Falls hurt people. You can quite easily break bones falling over just your own two feet, never mind from a considerable height that deposits you on your spinal column. Falling “a few floors” will kill or severely injure most fallers (and let’s leave exceptional subjects like martial artists or stunt men out of the discussion if we could). Children are a different case, being lighter and endowed with more flexible bones, and data about them would not be very useful when discussing adults falling.
Not quite correct. Falling flat on your back, arms spread is a classic “back breakfall” and the most common and safe way to land unless you manage to whip your skull into a hard surface upon landing.

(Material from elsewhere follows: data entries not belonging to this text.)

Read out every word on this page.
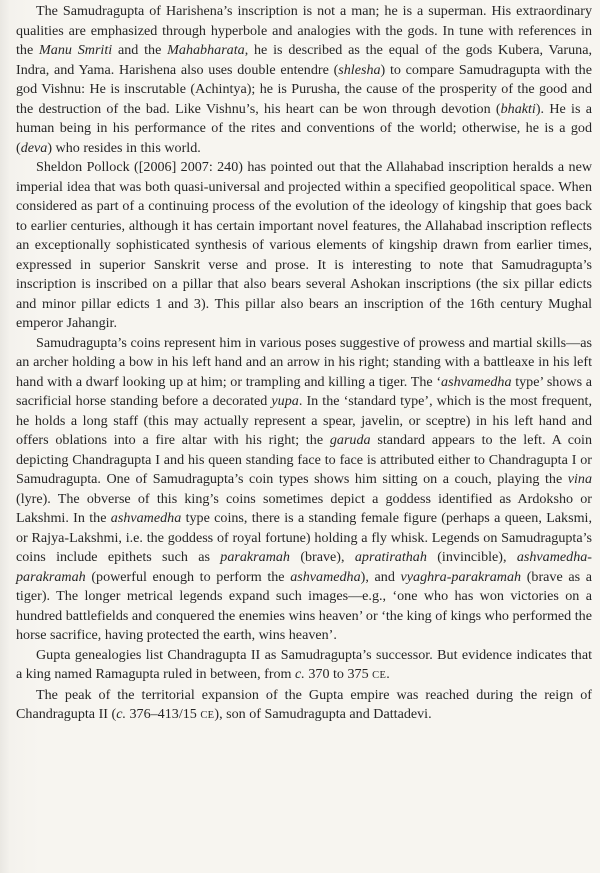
The Samudragupta of Harishena’s inscription is not a man; he is a superman. His extraordinary qualities are emphasized through hyperbole and analogies with the gods. In tune with references in the Manu Smriti and the Mahabharata, he is described as the equal of the gods Kubera, Varuna, Indra, and Yama. Harishena also uses double entendre (shlesha) to compare Samudragupta with the god Vishnu: He is inscrutable (Achintya); he is Purusha, the cause of the prosperity of the good and the destruction of the bad. Like Vishnu’s, his heart can be won through devotion (bhakti). He is a human being in his performance of the rites and conventions of the world; otherwise, he is a god (deva) who resides in this world.

Sheldon Pollock ([2006] 2007: 240) has pointed out that the Allahabad inscription heralds a new imperial idea that was both quasi-universal and projected within a specified geopolitical space. When considered as part of a continuing process of the evolution of the ideology of kingship that goes back to earlier centuries, although it has certain important novel features, the Allahabad inscription reflects an exceptionally sophisticated synthesis of various elements of kingship drawn from earlier times, expressed in superior Sanskrit verse and prose. It is interesting to note that Samudragupta’s inscription is inscribed on a pillar that also bears several Ashokan inscriptions (the six pillar edicts and minor pillar edicts 1 and 3). This pillar also bears an inscription of the 16th century Mughal emperor Jahangir.

Samudragupta’s coins represent him in various poses suggestive of prowess and martial skills—as an archer holding a bow in his left hand and an arrow in his right; standing with a battleaxe in his left hand with a dwarf looking up at him; or trampling and killing a tiger. The ‘ashvamedha type’ shows a sacrificial horse standing before a decorated yupa. In the ‘standard type’, which is the most frequent, he holds a long staff (this may actually represent a spear, javelin, or sceptre) in his left hand and offers oblations into a fire altar with his right; the garuda standard appears to the left. A coin depicting Chandragupta I and his queen standing face to face is attributed either to Chandragupta I or Samudragupta. One of Samudragupta’s coin types shows him sitting on a couch, playing the vina (lyre). The obverse of this king’s coins sometimes depict a goddess identified as Ardoksho or Lakshmi. In the ashvamedha type coins, there is a standing female figure (perhaps a queen, Laksmi, or Rajya-Lakshmi, i.e. the goddess of royal fortune) holding a fly whisk. Legends on Samudragupta’s coins include epithets such as parakramah (brave), apratirathah (invincible), ashvamedha-parakramah (powerful enough to perform the ashvamedha), and vyaghra-parakramah (brave as a tiger). The longer metrical legends expand such images—e.g., ‘one who has won victories on a hundred battlefields and conquered the enemies wins heaven’ or ‘the king of kings who performed the horse sacrifice, having protected the earth, wins heaven’.

Gupta genealogies list Chandragupta II as Samudragupta’s successor. But evidence indicates that a king named Ramagupta ruled in between, from c. 370 to 375 CE.

The peak of the territorial expansion of the Gupta empire was reached during the reign of Chandragupta II (c. 376–413/15 CE), son of Samudragupta and Dattadevi.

HERE is video of WWE (annoying music at 30 sec or so) ladder matches. the first minute or so will show lots of men falling from far higher than that safely. They do this routinely, and while trained stuntmen, the principle really is the same. I don’t doubt that a fall from even a small height is capable of seriously harming a person. I just doubt that statistic. if it is was true, these guys, movie stuntmen, myself, and pretty much every person who ever took a serious martial art should be crippled or dead by now.
Hey, the nerdy kid in JP got hit with 10000 volts and blown off a 20’ wall and still sat up with a pithy one-liner. A grown man should handle a pitiful 10’ fall.
I like how the dead Pterosaur that Science Guy collected had all the realism of a Holloween prop.
There’s now a thread for last night’s ep, so I’ll lock this one. If anyone who posted in this thread would like the post moved to the new thread, report the post (! in triangle) and let us know and we’ll be happy to do it.
twickster, Cafe Society moderator
Reopened after participant request.
twickster, Cafe Society moderator
One complaint I had that hasn’t been mentioned: The ‘meteoric iron’ looked to be blue and white crystals, somewhat like quartz. It should be black, most likely. Maybe brown or gray. But not blue and white. And not crystalline.
one of my wife’s complaints (there were many!): wasn’t the dad all sick and coughing in prison in the future? “They didn’t get you a rebreather” or something similar the wife said… Then, seemingly right after he escapes and gets to the past, he’s running and jumpin on TN without a care in the world. I know, fresh air and all, but I’d imagine there would be some lung damage after 2 straight years of breathing contaminated air…
I know of a person who fell from the proscenium above a stage at my High School onto a hard wooden floor. The fall was around 30 feet. He survived, but his spleen jellified and he had to have it removed. Surviving the fall depicted in the show is believable. But he probably would have required medical attention, and not just been able to get up and be about his business.